What Paul experienced wasn’t a conversion so much as a revelation - a revelation that inspired ongoing repentance. As we all ought to know (since a far wiser and much better-looking preacher than I has been talking about it a lot lately), repentance isn’t just making a hard break with the past and doing a new thing: it means “to turn around or turn back.” It’s not abandoning ship and jumping on an entirely new ship so much as it is the far harder task of grabbing the rudder and forcing a major course correction.
And as he mentions in verse 12 as well, his conversion to the ways of Christ isn’t just a one-and-done sort of thing either. He hasn’t simply “obtained” anything, since the surrender of his power, privilege, and position in society was an ongoing act. Not a goal that he can reach, but an ongoing discipline - the spiritual self-discipline of constant course-correction.
It’s easy for us to want to grab hold of that chunk around verse 7 - “Yet whatever gains I had, these I have come to regard as loss because of Christ” and to attempt to forcibly drag some kind of hope out of it by reading this as Paul saying that “Christ is better than all these things that were in my life, so even though it might look like everything got worse, I still feel like it’s an upgrade.”
But what he’s describing here isn’t an upgrade that just happens to be wearing a surprisingly convincing disguise. It’s the acceptance that following Christ means surrendering all these great and wonderful worldly things, and embracing a new thing that springs forth from much more humble foundations - not having a righteousness entirely of our own that comes from the law, from bigger budgets, newer equipment all the latest bells and whistles, and a giant stone church with six pastors but no savior - but one that comes through faith in Christ, the righteousness from God based on faith, fellowship, and the mutual love we bear for one another through Christ Jesus.

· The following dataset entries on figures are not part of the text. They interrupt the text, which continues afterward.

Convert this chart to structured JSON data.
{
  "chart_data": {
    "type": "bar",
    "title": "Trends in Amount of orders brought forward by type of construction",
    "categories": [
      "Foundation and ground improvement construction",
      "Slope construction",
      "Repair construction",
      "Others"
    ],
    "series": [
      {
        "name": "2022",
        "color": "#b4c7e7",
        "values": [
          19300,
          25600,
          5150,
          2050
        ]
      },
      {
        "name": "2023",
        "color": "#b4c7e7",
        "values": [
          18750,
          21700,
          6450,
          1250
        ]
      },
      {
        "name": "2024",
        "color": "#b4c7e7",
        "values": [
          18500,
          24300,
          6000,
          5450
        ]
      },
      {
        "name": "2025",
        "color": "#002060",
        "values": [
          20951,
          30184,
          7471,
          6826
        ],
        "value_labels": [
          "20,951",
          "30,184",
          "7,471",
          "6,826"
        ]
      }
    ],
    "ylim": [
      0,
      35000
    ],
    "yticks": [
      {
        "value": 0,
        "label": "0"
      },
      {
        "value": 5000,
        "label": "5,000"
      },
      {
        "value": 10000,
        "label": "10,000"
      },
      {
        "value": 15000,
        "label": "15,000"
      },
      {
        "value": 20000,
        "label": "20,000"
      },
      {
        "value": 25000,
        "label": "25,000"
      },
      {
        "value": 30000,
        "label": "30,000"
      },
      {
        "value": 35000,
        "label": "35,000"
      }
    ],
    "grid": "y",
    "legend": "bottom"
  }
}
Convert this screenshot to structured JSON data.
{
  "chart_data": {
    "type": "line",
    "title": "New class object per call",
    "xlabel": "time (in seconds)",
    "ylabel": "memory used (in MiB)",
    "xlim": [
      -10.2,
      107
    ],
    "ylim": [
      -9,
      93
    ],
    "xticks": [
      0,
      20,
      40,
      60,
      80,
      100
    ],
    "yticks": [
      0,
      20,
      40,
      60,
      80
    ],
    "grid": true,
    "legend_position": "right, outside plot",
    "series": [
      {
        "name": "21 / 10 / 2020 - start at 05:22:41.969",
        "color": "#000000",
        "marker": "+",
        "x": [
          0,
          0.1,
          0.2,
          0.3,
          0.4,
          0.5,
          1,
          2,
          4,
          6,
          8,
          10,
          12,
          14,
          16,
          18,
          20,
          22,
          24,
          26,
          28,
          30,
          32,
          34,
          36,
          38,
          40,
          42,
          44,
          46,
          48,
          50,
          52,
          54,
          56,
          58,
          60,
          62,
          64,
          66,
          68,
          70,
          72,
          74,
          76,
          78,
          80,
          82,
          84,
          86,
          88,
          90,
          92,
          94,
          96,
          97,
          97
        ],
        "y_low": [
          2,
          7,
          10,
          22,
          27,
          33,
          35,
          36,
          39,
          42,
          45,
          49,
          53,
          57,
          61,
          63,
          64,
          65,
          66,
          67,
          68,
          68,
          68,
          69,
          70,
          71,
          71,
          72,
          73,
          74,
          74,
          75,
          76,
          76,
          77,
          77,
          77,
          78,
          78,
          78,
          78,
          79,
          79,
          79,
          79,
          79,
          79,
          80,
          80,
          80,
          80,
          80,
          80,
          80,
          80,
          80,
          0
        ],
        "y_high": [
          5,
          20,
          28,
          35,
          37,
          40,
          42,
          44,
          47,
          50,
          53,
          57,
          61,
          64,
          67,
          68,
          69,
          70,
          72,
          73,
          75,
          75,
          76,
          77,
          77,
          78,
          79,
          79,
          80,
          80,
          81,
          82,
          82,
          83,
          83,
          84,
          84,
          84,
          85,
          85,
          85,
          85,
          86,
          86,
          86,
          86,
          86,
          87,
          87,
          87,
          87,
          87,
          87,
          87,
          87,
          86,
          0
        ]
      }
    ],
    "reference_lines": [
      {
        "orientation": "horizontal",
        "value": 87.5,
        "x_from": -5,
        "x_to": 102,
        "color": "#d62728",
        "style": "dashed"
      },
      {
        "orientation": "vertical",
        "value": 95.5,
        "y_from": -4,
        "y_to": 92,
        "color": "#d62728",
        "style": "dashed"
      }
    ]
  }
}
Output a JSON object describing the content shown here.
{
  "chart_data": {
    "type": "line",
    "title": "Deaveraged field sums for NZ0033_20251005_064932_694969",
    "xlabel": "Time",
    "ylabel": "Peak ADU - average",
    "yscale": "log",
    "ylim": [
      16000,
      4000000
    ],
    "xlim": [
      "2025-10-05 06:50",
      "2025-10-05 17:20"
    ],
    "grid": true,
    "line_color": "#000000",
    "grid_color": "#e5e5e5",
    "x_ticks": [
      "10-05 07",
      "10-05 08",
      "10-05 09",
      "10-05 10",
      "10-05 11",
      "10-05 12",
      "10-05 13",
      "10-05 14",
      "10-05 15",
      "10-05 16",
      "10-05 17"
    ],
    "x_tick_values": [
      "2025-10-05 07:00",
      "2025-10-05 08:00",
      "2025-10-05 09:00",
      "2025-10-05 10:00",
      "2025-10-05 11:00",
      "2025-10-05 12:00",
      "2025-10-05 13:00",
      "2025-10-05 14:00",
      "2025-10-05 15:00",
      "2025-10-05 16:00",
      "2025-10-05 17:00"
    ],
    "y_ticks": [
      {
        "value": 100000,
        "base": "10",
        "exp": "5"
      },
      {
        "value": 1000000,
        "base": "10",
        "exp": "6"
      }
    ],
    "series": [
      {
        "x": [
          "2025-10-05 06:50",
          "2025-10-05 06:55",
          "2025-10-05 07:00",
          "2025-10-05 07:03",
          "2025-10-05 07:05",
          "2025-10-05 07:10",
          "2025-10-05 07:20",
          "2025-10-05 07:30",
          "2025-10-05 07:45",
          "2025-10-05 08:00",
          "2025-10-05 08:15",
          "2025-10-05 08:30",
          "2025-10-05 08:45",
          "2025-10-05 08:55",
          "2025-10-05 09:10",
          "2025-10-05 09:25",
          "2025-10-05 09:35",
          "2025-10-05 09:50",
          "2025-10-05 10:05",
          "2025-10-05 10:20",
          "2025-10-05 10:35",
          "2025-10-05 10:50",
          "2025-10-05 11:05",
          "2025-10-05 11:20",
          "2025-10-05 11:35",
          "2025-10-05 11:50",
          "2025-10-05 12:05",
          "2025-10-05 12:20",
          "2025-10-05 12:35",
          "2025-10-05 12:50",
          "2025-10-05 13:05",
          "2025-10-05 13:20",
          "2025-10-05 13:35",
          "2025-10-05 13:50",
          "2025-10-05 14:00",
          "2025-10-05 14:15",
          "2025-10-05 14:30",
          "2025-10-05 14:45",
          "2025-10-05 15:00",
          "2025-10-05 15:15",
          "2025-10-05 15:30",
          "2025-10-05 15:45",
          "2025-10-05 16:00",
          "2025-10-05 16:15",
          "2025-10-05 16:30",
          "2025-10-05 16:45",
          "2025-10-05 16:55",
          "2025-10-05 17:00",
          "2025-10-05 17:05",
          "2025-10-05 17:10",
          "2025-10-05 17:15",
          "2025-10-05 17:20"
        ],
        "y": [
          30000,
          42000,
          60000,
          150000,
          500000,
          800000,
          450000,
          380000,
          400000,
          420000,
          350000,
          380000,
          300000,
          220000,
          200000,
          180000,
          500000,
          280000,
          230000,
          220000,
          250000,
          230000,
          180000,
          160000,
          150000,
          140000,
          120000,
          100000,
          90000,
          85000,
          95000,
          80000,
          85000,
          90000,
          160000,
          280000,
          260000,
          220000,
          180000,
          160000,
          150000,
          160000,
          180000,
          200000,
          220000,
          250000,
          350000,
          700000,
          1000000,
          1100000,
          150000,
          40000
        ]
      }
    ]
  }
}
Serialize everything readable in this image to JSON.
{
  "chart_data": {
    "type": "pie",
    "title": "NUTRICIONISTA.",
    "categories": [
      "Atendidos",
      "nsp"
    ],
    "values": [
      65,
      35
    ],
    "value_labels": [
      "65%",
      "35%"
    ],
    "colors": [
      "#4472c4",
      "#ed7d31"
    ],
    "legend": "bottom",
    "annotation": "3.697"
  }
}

It doesn’t have to be perfect. It doesn’t have to be pretty. In fact, it will probably be quite difficult, not to mention fairly messy, and you’ll spend an inordinate amount of time frantically trying to make ends meet in weirder and more creative ways, but somewhere between the ninth cup of coffee, the fifth last-minute scheduling change, the eighth shoulder cried into and the “I’ve forgotten how many this is now”-th hungry mouth fed, as we’re straining forward to what lies ahead, we’ll start to see that small, humble way made in the wilderness. And while others bust out the chariot and the horse, clanging gongs and cymbals to announce their gains to the world…
…who will we choose to be?
Discussion Questions
Our personal journeys aren’t going to be the same as Paul’s, obviously. What gains might we be called to write off as loss in order to embrace God’s new thing?
As members of Christian communities (both here and elsewhere), how have we allowed ourselves to get mired in Kaizen Christianity, looking for an upward trajectory rather than discerning the active work of the Spirit?
How can we, personally and as a community, strain forward to what lies ahead, pressing on to make the call of the Spirit our own?